On the medical side, Dr. Hiba El Hajj and her team at AUB have figured out a way to significantly prolong the lives of patients with two types of leukemia, acute myeloid leukemia (AML) and adult t-cell leukemia (ATL). “Leukemia is a poor prognosis disease,” says El Hajj. Once the disease appears, it is often too late. But El Hajj has found a way to significantly prolong the lives of patients of both diseases by treating them with a combination of arsenic and another agent: interferon in the case of ATL and retinoic acid in the case of AML.
“This treatment works to degrade the specific onco-protein in both types of leukemia that is responsible for transformation of normal cells into malignant ones,” explains El Hajj. The treatment protocol, already adopted by Iranian doctors and set to be adopted by others where leukemia is endemic, extends the lives of patients significantly. “There are patients still alive after five years, something not possible with any of the previous treatments,” El Hajj notes.
Meanwhile, in the world of green energy, Professor Abou Jawdah has identified several species of microalgae—unicellular organisms that can make oil from sunlight and CO2—native to Lebanon that show potential as super foods and fuel sources. The oil microalgae produces can be burned as a biodiesel fuel.

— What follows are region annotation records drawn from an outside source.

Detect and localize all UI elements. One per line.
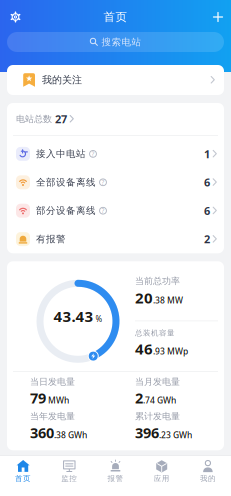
button[interactable]: 有报警 xyxy=(7,225,224,253)
staticText: 1 xyxy=(204,146,210,161)
staticText: 接入中电站 xyxy=(36,148,86,160)
staticText: 应用 xyxy=(154,474,170,483)
staticText: 2.74 GWh xyxy=(135,388,176,408)
staticText: 当前总功率 xyxy=(135,275,180,287)
staticText: 监控 xyxy=(61,474,77,483)
staticText: 我的 xyxy=(200,474,216,483)
staticText: ? xyxy=(102,206,104,215)
staticText: 累计发电量 xyxy=(135,411,180,422)
button[interactable]: 监控 xyxy=(46,460,92,483)
staticText: 6 xyxy=(204,203,210,218)
staticText: 有报警 xyxy=(36,233,66,245)
staticText: 46.93 MWp xyxy=(135,339,188,359)
staticText: 我的关注 xyxy=(42,74,82,86)
staticText: ? xyxy=(92,150,94,158)
staticText: 27 xyxy=(55,112,67,126)
button[interactable]: 我的 xyxy=(185,460,231,483)
staticText: 首页 xyxy=(15,474,31,483)
staticText: 总装机容量 xyxy=(135,328,175,338)
button[interactable]: 设置 xyxy=(0,12,21,22)
staticText: 396.23 GWh xyxy=(135,423,192,442)
button[interactable]: 接入中电站 xyxy=(7,140,224,168)
staticText: 首页 xyxy=(104,10,128,24)
staticText: 当日发电量 xyxy=(30,376,75,387)
staticText: 部分设备离线 xyxy=(36,205,96,217)
staticText: 全部设备离线 xyxy=(36,176,96,188)
button[interactable]: 搜索电站 xyxy=(0,32,231,52)
staticText: 电站总数 xyxy=(16,113,52,125)
staticText: 当月发电量 xyxy=(135,376,180,387)
staticText: 43.43 % xyxy=(54,306,102,326)
button[interactable]: 电站总数 xyxy=(7,103,224,135)
button[interactable]: 我的关注 xyxy=(0,65,231,95)
button[interactable]: 添加电站 xyxy=(213,12,231,22)
staticText: 2 xyxy=(204,232,210,247)
button[interactable]: 首页 xyxy=(0,460,46,483)
button[interactable]: 全部设备离线 xyxy=(7,168,224,196)
staticText: 6 xyxy=(204,175,210,190)
staticText: 20.38 MW xyxy=(135,288,183,308)
staticText: 360.38 GWh xyxy=(30,423,87,442)
button[interactable]: 部分设备离线 xyxy=(7,196,224,225)
staticText: 搜索电站 xyxy=(102,36,142,48)
staticText: 报警 xyxy=(108,474,124,483)
button[interactable]: 报警 xyxy=(92,460,139,483)
staticText: 当年发电量 xyxy=(30,411,75,422)
staticText: ? xyxy=(102,178,104,187)
button[interactable]: 应用 xyxy=(139,460,185,483)
staticText: 79 MWh xyxy=(30,388,69,408)
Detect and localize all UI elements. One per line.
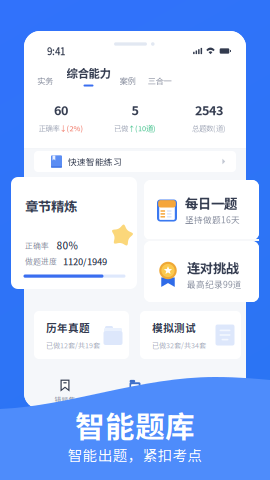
staticText: 智能题库 — [75, 403, 195, 446]
button[interactable]: 历年真题 — [34, 311, 129, 359]
staticText: 5 — [132, 100, 138, 119]
staticText: 60 — [54, 100, 68, 119]
staticText: 历年真题 — [46, 320, 90, 335]
staticText: 实务 — [37, 74, 53, 86]
staticText: 已做12套/共19套 — [46, 340, 100, 350]
staticText: (2%) — [66, 123, 84, 134]
staticText: 80% — [56, 238, 78, 252]
button[interactable]: 每日一题 — [144, 180, 259, 240]
staticText: 快速智能练习 — [68, 155, 122, 168]
button[interactable]: 三合一 — [148, 70, 172, 87]
staticText: 已做32套/共34套 — [152, 340, 206, 350]
staticText: 每日一题 — [185, 193, 237, 213]
staticText: 章节精炼 — [25, 196, 77, 215]
staticText: 2543 — [195, 100, 223, 119]
button[interactable]: 案例 — [120, 70, 136, 87]
staticText: 正确率 — [38, 123, 60, 134]
staticText: ↓ — [60, 123, 66, 134]
button[interactable]: 实务 — [37, 70, 53, 87]
button[interactable]: 收藏夹 — [105, 376, 165, 408]
staticText: 已做 — [114, 123, 128, 134]
staticText: 综合能力 — [66, 64, 110, 81]
button[interactable]: 错题集 — [35, 376, 95, 408]
staticText: 最高纪录99道 — [187, 278, 242, 290]
button[interactable]: 快速智能练习 — [34, 151, 236, 172]
button[interactable]: 连对挑战 — [144, 241, 259, 302]
staticText: 模拟测试 — [152, 320, 196, 335]
staticText: ↑ — [128, 123, 135, 134]
button[interactable]: 综合能力 — [66, 64, 110, 86]
staticText: 正确率 — [25, 240, 49, 251]
staticText: 坚持做题16天 — [185, 213, 240, 226]
staticText: 做题进度 — [25, 256, 57, 267]
staticText: 错题集 — [54, 395, 76, 404]
staticText: (10道) — [135, 123, 156, 134]
button[interactable]: 练习历史 — [175, 376, 235, 408]
staticText: 智能出题，紧扣考点 — [68, 444, 202, 465]
staticText: 1120/1949 — [63, 254, 107, 268]
staticText: 9:41 — [47, 44, 65, 58]
staticText: 总题数(道) — [192, 123, 226, 134]
staticText: 案例 — [120, 74, 136, 86]
button[interactable]: 模拟测试 — [140, 311, 241, 359]
button[interactable]: 章节精炼 — [11, 177, 137, 289]
staticText: 三合一 — [148, 74, 172, 86]
staticText: 连对挑战 — [187, 258, 239, 277]
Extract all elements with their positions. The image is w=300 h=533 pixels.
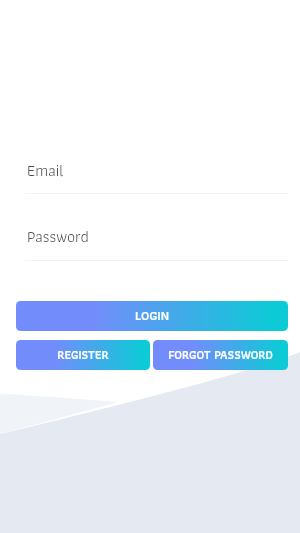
button[interactable]: LOGIN xyxy=(16,301,288,331)
staticText: FORGOT PASSWORD xyxy=(168,345,273,364)
staticText: LOGIN xyxy=(135,305,169,326)
button[interactable]: REGISTER xyxy=(16,340,150,370)
staticText: REGISTER xyxy=(57,345,109,364)
button[interactable]: FORGOT PASSWORD xyxy=(153,340,288,370)
staticText: Email xyxy=(27,158,64,184)
staticText: Password xyxy=(27,224,89,250)
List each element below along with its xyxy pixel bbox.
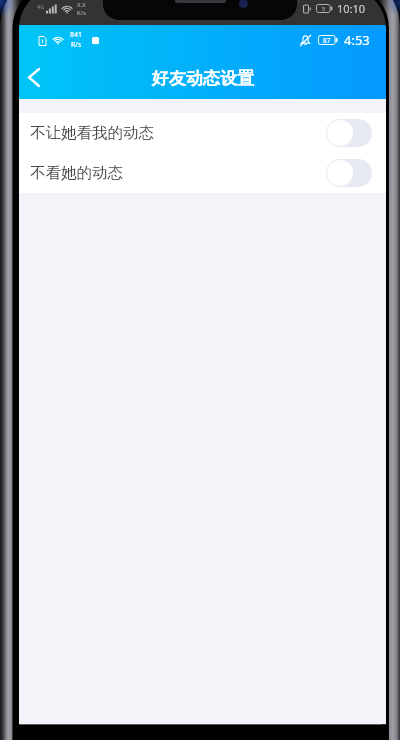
- staticText: 841: [70, 30, 83, 40]
- staticText: X.X: [77, 1, 86, 9]
- staticText: 10:10: [337, 1, 366, 16]
- button[interactable]: 不让她看我的动态: [19, 113, 386, 153]
- staticText: 4:53: [344, 31, 370, 49]
- staticText: 不让她看我的动态: [30, 123, 154, 143]
- staticText: R/s: [71, 40, 82, 50]
- button[interactable]: Back: [19, 55, 49, 99]
- staticText: 5: [322, 5, 326, 13]
- staticText: 好友动态设置: [152, 68, 254, 89]
- staticText: 不看她的动态: [30, 163, 123, 183]
- staticText: K/s: [77, 9, 86, 17]
- button[interactable]: Toggle 不看她的动态: [326, 159, 372, 187]
- staticText: 87: [323, 36, 331, 45]
- button[interactable]: Toggle 不让她看我的动态: [326, 119, 372, 147]
- button[interactable]: 不看她的动态: [19, 153, 386, 193]
- staticText: 4G: [37, 3, 45, 10]
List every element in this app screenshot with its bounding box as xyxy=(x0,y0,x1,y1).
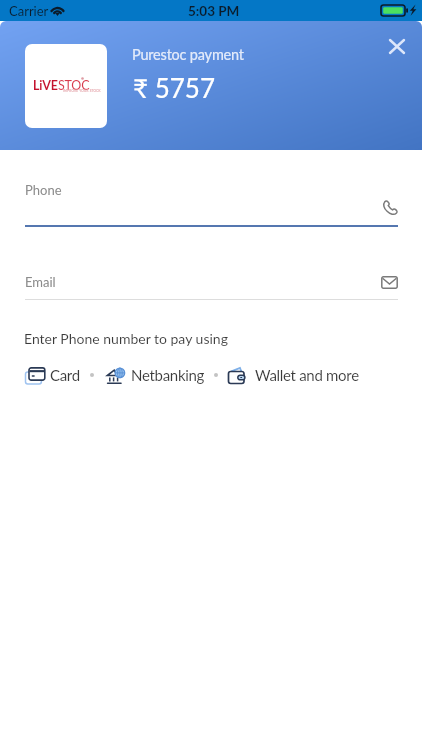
button[interactable]: Wallet and more xyxy=(227,363,359,387)
button[interactable]: Card xyxy=(25,363,80,387)
staticText: STOC xyxy=(58,78,90,93)
staticText: Phone xyxy=(25,182,62,198)
staticText: 5:03 PM xyxy=(188,3,240,19)
staticText: Email xyxy=(25,274,56,290)
button[interactable]: Netbanking xyxy=(104,363,205,387)
staticText: Netbanking xyxy=(131,366,205,384)
staticText: Purestoc payment xyxy=(132,46,244,63)
staticText: LiVE xyxy=(33,78,58,93)
staticText: Wallet and more xyxy=(255,366,359,384)
staticText: Enter Phone number to pay using xyxy=(24,330,228,347)
staticText: Card xyxy=(50,366,80,384)
staticText: IMPROVE YOUR STOCK xyxy=(63,89,101,93)
button[interactable]: Close xyxy=(375,24,419,68)
staticText: ₹ 5757 xyxy=(133,72,216,103)
staticText: Carrier xyxy=(9,3,49,19)
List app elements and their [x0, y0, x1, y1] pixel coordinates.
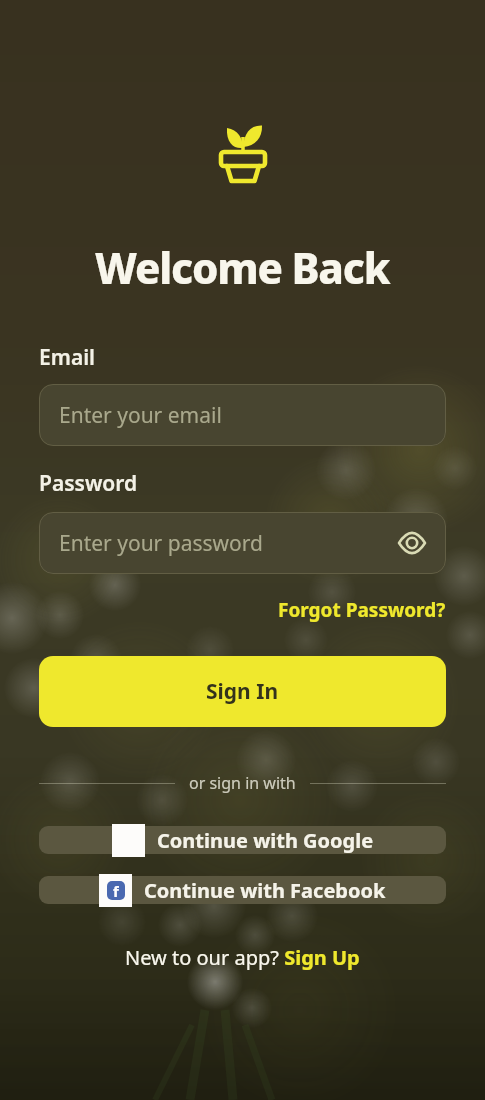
button[interactable]: Forgot Password? [278, 597, 446, 623]
staticText: Password [39, 469, 446, 498]
staticText: f [113, 881, 119, 900]
staticText: Welcome Back [95, 239, 390, 296]
button[interactable]: Enter your email [39, 384, 446, 446]
button[interactable]: New to our app? Sign Up [125, 944, 360, 971]
button[interactable]: Enter your password [39, 512, 446, 574]
staticText: Enter your password [59, 529, 263, 558]
staticText: Enter your email [59, 401, 222, 430]
button[interactable]: f [39, 873, 446, 907]
staticText: Sign In [206, 677, 279, 706]
staticText: Continue with Google [157, 827, 374, 854]
staticText: Email [39, 343, 446, 372]
button[interactable]: Sign In [39, 656, 446, 727]
staticText: New to our app? Sign Up [125, 944, 360, 971]
staticText: or sign in with [189, 772, 296, 794]
button[interactable]: Continue with Google [39, 823, 446, 857]
staticText: Continue with Facebook [144, 877, 386, 904]
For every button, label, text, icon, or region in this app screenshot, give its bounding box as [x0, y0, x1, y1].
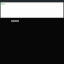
button[interactable]: Account [0, 3, 5, 5]
button[interactable] [0, 5, 64, 18]
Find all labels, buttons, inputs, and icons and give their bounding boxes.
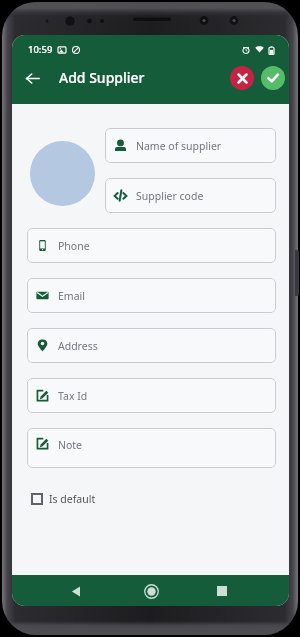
button[interactable]: Address — [27, 328, 276, 363]
button[interactable]: Cancel — [230, 66, 254, 90]
staticText: Address — [58, 339, 98, 353]
staticText: Tax Id — [58, 389, 88, 403]
button[interactable]: Back — [62, 577, 90, 605]
staticText: Add Supplier — [59, 68, 145, 87]
button[interactable]: Supplier code — [105, 178, 276, 213]
button[interactable]: Tax Id — [27, 378, 276, 413]
staticText: Phone — [58, 239, 90, 253]
button[interactable]: Name of supplier — [105, 128, 276, 163]
button[interactable]: Back — [20, 66, 44, 90]
button[interactable]: Phone — [27, 228, 276, 263]
staticText: Note — [58, 438, 83, 452]
button[interactable]: Save — [261, 66, 285, 90]
staticText: Is default — [49, 492, 96, 506]
button[interactable]: Recents — [208, 577, 236, 605]
staticText: Name of supplier — [136, 139, 222, 153]
staticText: Email — [58, 289, 85, 303]
staticText: Supplier code — [136, 189, 204, 203]
button[interactable]: Note — [27, 428, 276, 468]
button[interactable]: Email — [27, 278, 276, 313]
button[interactable]: Supplier photo — [30, 141, 95, 206]
staticText: 10:59 — [28, 43, 53, 56]
button[interactable]: Is default — [29, 492, 96, 506]
button[interactable]: Home — [137, 577, 165, 605]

Though his research centers on turning microalgae into a biofuel, Abou Jawdah is quick to highlight its other potential uses, including as a protein supplement, medicinal agent, and cosmetic tool. Marketing microalgae outside the energy industry is essential to offsetting its high cultivation costs, since it does not yet break even as a biofuel. If cost and production efficiency barriers can be overcome, the algae could have an enormous potential impact on Lebanon’s energy sector.
Background Information
American University of Beirut
Founded in 1866, the American University of Beirut is a teaching-centered research university based on the American liberal arts model of higher education. AUB has over 9,000 students and over 1,200 instructional faculty members. The University encourages freedom of thought and expression and seeks to graduate men and women committed to creative and critical thinking, lifelong learning, personal integrity, civic responsibility, and leadership.